Mehmet Emre YAZICI
Independent Consultant, Aerospace Industry
The concept of Precision Agriculture (or precision farming) has been around since the 1960s when the United States’ Secretary of Agriculture, Earl Butz, introduced a system called “grid planting”. Grid planting is a planting pattern in which farms are divided into squares and plants are positioned in rows inside each square. This method allowed farmers to have more control over their land and to make the most out of their resources.[1]
Within the framework of the UN’s Sustainable Development Goals (SDGs) for 2030, specifically under Goal #2 (End hunger, achieve food security and improved nutrition, and promote sustainable agriculture), it is aimed to double the agricultural productivity and incomes of small-scale food producers (farmers/ fishers) to ensure sustainable food production systems and implement resilient agricultural practices that increase productivity and production, that help maintain ecosystems, that strengthen capacity for adaptation to climate change, extreme weather, drought, flooding, and other disasters and that progressively improve land and soil quality.
To achieve that goal, world needs to increase food production by almost 50 percent by 2050 to feed a population of nine billion, yet resources such as land and water are becoming more and more scarcer.[2]
This is why agriculture must look beyond grid planting and make use of emerging technologies while implementing precision farming practices.
Farmers are no alien to the use of leading-edge technology in farming. Agricultural aircraft have been in use for this purpose since the 1920s. Remote sensed data from satellites have been used increasingly for years to assess crop distribution, extent, and health from the sky.
Today, Precision Farming collects multiple sensor data, both in the air and on the ground, to improve farm productivity through mapping spatial variability in the field. Existing technology can collect very high-resolution imagery below the cloud level, with much more detail than the satellite imagery usually available. They bring in cost advantages against aircraft, especially in small areas. They also are easy to use. They are called: Drones!

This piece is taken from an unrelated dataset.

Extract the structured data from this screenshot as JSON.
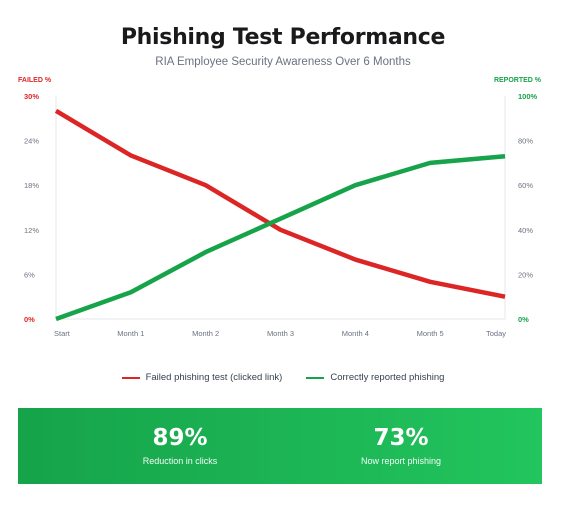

At the most basic level, drones permit farmers to obtain a birds-eye-view of their crops, allowing them to detect subtle changes that cannot be readily identified by “crop scouts” at ground level. Multispectral and hyperspectral aerial imagery collected by drones help in creating Normalized Difference Vegetation Index (NDVI) maps, which can differentiate soil from grass or forest, detect plants under stress, and differentiate between crops and crop stages. There are strong correlations between crop yield and NDVI data measured at certain crop stages. Hence tracking the crop growth at key stages help to provide an accurate estimate of the crop yield and also to address issues early.